To put a friendly face on this important fact, there are notable events where a LEOs bacon was saved by the perp punching their unlighted muzzle into the cop’s belly or forehead and jerked the trigger but no bang followed. All possible by the lack of a slightly-forward mounting of a WML.
On the other side of the coin, if you have a light such as the Surefire x300 Ultra you can enjoy the ease of switching the light between guns, hands or pockets. Do note, however, that the x300U fires up quite easily in the hand and pocket compared to traditional dialed-in flashlight designs due to its pressure activation in addition to its switch rotation. I’ve also fired up my x300 just by grabbing the gun out of a case.
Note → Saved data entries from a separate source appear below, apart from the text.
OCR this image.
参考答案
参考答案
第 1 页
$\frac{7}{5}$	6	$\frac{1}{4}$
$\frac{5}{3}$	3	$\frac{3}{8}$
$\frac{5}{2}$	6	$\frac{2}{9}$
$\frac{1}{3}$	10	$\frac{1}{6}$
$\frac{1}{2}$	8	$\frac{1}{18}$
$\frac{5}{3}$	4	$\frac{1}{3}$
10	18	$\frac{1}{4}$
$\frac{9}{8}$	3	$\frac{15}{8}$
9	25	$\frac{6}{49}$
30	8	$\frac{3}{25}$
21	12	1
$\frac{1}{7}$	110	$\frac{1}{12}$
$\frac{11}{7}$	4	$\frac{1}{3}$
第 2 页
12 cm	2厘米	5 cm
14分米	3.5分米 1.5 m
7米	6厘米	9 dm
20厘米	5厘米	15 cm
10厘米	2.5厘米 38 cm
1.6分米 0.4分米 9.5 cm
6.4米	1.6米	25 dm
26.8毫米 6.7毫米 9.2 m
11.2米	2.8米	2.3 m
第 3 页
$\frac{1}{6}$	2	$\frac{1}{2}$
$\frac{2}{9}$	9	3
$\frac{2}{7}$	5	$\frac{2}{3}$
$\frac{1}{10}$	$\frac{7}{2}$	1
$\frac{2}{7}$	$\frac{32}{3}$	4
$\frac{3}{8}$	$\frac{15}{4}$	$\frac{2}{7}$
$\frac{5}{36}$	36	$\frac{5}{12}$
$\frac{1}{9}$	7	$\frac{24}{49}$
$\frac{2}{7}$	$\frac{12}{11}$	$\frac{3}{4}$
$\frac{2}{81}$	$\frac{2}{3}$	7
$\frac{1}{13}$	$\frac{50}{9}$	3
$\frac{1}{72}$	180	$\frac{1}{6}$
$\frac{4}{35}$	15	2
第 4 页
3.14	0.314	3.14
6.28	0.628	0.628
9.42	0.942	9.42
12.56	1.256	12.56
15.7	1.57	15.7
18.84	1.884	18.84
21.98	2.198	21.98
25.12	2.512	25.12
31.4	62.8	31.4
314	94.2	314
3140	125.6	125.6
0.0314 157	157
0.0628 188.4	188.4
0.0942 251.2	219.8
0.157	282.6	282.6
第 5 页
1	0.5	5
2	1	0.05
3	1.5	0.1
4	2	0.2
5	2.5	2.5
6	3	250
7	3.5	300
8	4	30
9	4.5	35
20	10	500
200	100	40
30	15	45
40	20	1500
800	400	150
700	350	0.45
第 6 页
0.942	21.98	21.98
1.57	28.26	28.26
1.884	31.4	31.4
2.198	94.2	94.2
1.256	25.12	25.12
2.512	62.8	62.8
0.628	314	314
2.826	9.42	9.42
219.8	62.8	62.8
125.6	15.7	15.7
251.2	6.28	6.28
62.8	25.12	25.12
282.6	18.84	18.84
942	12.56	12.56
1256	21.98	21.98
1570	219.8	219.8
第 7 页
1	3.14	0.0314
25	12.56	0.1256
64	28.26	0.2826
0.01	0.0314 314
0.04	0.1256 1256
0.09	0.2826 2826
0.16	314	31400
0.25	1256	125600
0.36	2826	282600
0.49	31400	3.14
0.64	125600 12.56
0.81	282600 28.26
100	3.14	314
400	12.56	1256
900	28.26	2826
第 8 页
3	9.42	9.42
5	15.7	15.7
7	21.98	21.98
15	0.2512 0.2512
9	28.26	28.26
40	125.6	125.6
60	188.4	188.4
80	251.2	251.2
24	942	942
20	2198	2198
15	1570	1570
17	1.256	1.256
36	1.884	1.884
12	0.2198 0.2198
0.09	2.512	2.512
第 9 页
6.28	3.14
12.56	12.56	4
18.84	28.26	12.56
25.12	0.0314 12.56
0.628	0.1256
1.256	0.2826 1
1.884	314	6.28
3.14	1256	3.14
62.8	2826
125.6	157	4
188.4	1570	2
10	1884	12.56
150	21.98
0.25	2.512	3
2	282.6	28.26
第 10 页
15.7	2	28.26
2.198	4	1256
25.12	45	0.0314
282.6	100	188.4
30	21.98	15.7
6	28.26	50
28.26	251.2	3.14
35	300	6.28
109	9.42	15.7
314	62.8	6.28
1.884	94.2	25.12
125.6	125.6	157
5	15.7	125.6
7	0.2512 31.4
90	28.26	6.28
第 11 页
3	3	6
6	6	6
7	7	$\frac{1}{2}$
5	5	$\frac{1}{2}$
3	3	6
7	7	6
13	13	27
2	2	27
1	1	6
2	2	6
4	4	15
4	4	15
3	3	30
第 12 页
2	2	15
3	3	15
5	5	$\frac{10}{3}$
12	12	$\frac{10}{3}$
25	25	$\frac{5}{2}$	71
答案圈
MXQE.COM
If done in the dark, you just shot your night vision all to hell. Just food for thought.
Inexpensive and versatile mounts include something like the ExtremeBeam Weaver Mount. For about $14 you can mount any one-inch diameter light to almost any gun. The mount can grab standard rails, or use the included rail mount to secure it to a barrel. I have used this mount on a 20 gauge Remington 870 shotgun in addition to ARs.
There are almost no aftermarket tactical accessories for the 20GA 870 platform since it seems the entire rest of the world only cares about the 12 gauge so I was on my own to find a light mount. Lately I’ve settled in on using the rail mount of the ExtremeBeam Weaver to hold a Streamlight TLR-4 light/laser to my house-bound blued pump blunderbuss.
1000 Is The New Black
For a WML, 500 or more lumens is a great number for a pistol these days. But for a rifle that might breathe some fresh outdoor air once in awhile, 1000 lumens is my new best friend. Surefire makes some triple-cell lights under the Fury name. I have both the tactical version and the regular one. The P3X Tactical Fury has a no-click tail cap switch, but instead just a pressure button that fires the light as long as the rubber is held down.
The Tactical only has one setting…full blast, which limits its general usefulness as a flashlight. To keep the light on, the tail cap must be rotated clockwise. I like to mount this light on the nine O’clock position so I can fire the light easily with my support hand thumb while keeping a tight grip on the handguard. If I want the light to stay on, I just grab the tail switch like the cap on a beer bottle and give it a twist.
The regular P3X Fury has a two-stage tailcap click switch that fires first a 15 lumen beam, the a thousand lumen one if clicked again within a second. I prefer to pocket carry this Fury since most of the time I use it in first gear.
The Dust is Settling
At the moment, we are at an intellectual transition about weapon-mounted lighting. Much of the negative press and skeptical opinions are based upon old knowledge, old designs, old filament lights, and old tactics. Where modern bug out wisdom diverges from conventional law enforcement procedures is with duration of use, location of use, and situational use.
Plus, in a bug out you are hopefully not running towards trouble like the LEOs are paid to do. In a true WROL, I will skew the rules in my favor. As they say, a fair fight is any fight you can lose. I know there are risks to using a weapon-mounted light, but frankly we’ve said the same things about so many other aspects of personal safety until the next generation’s embrace of the technology proved our historical concerns to be no longer founded in 21st century reality. So light it up.